Q: What happens if I die without an Estate Plan?
A: In Maryland, if one does not make any type of estate plan they are considered as having died “intestate”, meaning without a will or other testamentary document such as a trust. In these cases, property will be distributed to the decedent’s closest living relatives as follows:
To surviving spouse and children
To children in equal shares if no surviving spouse
To parents if no surviving spouse or children
…and so forth.
Without an estate plan in place, there is no guarantee that your assets will be distributed in the way you desire after you pass away.
Q: Can’t I Just Add my Child’s Name to the Title of my Home?
A: When you add a name to the deed or title of your property, you legally make the person a joint owner of the property. The joint owner of the property can sell or transfer his or her half, or can force a sale of the property. The joint owner may be legally entitled to live within that property, or to require the other persons living on that property to pay rent.

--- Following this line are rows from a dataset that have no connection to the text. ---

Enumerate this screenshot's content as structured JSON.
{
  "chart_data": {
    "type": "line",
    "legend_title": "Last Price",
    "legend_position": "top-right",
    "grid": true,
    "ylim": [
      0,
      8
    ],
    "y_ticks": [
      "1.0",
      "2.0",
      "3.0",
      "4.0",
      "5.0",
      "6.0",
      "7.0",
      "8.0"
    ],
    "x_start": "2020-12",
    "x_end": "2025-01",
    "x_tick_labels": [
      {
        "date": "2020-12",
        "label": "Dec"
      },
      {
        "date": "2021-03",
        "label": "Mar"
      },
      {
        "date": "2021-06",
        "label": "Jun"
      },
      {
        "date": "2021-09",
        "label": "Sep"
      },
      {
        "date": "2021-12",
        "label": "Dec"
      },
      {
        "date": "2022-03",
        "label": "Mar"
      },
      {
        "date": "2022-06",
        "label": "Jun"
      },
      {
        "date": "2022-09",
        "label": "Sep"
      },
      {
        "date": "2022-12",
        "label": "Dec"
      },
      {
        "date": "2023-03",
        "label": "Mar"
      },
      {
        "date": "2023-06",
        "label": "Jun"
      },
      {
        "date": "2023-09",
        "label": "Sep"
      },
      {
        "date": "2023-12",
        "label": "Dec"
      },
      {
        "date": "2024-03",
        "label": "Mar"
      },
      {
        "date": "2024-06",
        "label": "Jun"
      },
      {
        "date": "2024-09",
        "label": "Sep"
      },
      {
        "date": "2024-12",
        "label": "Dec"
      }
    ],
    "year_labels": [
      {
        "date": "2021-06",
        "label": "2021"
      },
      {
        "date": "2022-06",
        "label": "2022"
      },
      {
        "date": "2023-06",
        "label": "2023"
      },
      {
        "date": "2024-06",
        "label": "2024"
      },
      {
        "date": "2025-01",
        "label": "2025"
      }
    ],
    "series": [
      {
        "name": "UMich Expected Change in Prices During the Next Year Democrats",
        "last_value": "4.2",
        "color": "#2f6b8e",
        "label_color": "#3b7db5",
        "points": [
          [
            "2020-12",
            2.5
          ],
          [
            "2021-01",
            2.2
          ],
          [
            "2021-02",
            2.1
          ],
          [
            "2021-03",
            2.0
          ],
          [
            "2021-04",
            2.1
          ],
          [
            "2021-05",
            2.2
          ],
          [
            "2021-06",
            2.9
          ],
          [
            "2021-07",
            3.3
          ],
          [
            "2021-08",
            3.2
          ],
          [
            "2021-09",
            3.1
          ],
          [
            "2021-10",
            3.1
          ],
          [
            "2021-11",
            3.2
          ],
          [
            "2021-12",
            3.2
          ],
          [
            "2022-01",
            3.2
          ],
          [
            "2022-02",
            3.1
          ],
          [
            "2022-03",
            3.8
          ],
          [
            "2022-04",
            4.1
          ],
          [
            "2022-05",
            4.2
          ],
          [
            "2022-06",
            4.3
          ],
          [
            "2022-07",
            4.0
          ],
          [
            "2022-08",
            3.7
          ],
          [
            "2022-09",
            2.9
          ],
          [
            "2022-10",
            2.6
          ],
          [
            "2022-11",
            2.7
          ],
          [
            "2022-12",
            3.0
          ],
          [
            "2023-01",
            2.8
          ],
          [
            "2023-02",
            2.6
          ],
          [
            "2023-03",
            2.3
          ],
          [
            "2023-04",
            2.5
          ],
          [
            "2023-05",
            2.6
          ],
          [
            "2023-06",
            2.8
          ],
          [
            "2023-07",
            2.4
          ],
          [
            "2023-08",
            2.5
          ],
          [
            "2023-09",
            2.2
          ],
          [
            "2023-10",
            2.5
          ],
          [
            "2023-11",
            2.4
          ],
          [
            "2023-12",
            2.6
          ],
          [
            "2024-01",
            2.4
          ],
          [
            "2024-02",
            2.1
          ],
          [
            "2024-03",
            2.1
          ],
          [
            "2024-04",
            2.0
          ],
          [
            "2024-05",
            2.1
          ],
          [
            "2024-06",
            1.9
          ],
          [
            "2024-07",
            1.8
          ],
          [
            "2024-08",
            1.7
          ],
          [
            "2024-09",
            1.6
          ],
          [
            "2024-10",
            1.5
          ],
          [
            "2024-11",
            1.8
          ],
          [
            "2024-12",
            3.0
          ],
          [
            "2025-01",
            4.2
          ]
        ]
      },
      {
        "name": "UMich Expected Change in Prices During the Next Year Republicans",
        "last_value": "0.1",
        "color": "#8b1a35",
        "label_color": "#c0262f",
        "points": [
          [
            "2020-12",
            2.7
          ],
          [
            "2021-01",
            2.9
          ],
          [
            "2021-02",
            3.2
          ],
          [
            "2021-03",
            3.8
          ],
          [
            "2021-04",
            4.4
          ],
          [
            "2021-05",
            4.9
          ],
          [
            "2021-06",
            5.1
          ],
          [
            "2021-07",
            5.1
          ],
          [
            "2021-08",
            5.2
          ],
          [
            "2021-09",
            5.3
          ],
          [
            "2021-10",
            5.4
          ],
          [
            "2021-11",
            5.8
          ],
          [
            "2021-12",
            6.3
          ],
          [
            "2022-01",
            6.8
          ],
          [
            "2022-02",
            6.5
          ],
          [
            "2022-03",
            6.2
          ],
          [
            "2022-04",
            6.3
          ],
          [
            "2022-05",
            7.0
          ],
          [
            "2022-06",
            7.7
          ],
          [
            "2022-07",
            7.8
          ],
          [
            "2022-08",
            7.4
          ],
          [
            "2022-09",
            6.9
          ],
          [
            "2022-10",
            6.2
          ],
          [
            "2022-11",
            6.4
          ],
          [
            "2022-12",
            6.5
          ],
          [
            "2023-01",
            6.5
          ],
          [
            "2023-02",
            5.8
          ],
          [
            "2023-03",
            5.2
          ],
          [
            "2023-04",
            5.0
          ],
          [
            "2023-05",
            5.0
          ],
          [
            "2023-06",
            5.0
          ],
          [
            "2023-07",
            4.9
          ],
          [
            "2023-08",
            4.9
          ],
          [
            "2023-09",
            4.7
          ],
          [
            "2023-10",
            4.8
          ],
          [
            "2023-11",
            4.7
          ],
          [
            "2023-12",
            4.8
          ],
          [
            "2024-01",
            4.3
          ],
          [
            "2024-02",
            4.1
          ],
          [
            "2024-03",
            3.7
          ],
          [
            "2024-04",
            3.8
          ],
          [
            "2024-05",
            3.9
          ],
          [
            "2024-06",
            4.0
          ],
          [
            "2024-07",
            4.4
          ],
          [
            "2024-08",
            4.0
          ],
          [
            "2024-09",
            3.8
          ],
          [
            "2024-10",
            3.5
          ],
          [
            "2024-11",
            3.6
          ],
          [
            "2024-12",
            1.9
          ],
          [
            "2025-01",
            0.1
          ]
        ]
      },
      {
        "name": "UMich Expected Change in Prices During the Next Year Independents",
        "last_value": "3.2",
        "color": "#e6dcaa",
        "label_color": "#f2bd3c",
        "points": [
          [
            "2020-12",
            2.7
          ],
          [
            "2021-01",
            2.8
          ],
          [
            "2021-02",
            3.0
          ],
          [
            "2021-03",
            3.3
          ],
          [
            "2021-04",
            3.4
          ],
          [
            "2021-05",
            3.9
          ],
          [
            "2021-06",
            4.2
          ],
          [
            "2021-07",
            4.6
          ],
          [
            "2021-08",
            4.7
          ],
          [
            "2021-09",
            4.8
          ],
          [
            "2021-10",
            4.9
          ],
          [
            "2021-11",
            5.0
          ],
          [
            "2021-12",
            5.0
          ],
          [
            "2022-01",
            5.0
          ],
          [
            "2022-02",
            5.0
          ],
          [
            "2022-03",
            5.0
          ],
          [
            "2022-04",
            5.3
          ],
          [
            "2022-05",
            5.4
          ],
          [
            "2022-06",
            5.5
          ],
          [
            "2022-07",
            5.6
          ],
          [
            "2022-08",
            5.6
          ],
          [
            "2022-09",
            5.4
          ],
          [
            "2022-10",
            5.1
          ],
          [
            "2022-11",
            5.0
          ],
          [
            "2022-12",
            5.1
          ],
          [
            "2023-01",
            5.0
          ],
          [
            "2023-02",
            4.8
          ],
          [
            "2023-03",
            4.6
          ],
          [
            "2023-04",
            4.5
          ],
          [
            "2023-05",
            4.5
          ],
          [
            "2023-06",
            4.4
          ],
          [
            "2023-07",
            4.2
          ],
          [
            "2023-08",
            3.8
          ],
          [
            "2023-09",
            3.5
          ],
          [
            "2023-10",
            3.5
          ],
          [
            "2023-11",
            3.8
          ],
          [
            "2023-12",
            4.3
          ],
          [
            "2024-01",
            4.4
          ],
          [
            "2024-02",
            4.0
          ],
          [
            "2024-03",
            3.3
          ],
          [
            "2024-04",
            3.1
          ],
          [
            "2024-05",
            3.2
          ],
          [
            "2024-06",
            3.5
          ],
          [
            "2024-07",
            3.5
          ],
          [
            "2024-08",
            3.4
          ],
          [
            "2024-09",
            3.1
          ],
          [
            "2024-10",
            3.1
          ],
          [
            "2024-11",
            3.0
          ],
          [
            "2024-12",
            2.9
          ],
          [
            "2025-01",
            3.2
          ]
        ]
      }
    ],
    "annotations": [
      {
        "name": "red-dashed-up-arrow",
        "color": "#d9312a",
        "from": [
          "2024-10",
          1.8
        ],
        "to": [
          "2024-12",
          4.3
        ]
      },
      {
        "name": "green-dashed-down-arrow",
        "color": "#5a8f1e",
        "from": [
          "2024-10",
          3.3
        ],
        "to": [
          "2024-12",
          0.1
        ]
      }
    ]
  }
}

Another problem with joint ownership is that you expose the property to the other owners’ debts. If one of the joint owners has a significant unpaid debt, or is sued, the property could be seized or sold. There can also be significant tax consequences to this action that could result in a tax bill that far exceeds any savings you may have gotten on probate costs.

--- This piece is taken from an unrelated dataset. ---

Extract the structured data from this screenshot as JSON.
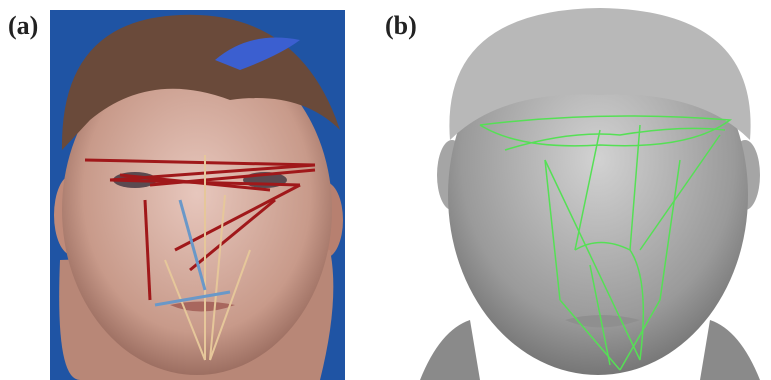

Having another individual’s name added to the deed of your property is a step that should never be taken without consulting a professional who can advise you as to all of the applicable financial, legal and tax consequences.
Q: Do I Need an Attorney to Prepare my Estate Plan? Isn’t it Expensive?
A: The expense of retaining an attorney to prepare an estate plan is often minimal versus the money saved on taxes, probate and other administrative expenses. Tax, estate and property laws change very quickly and only an attorney who regularly practices in the area of Maryland Trusts and Estates is able to provide you with sound advice and a comprehensive plan that encompasses all of your specific needs.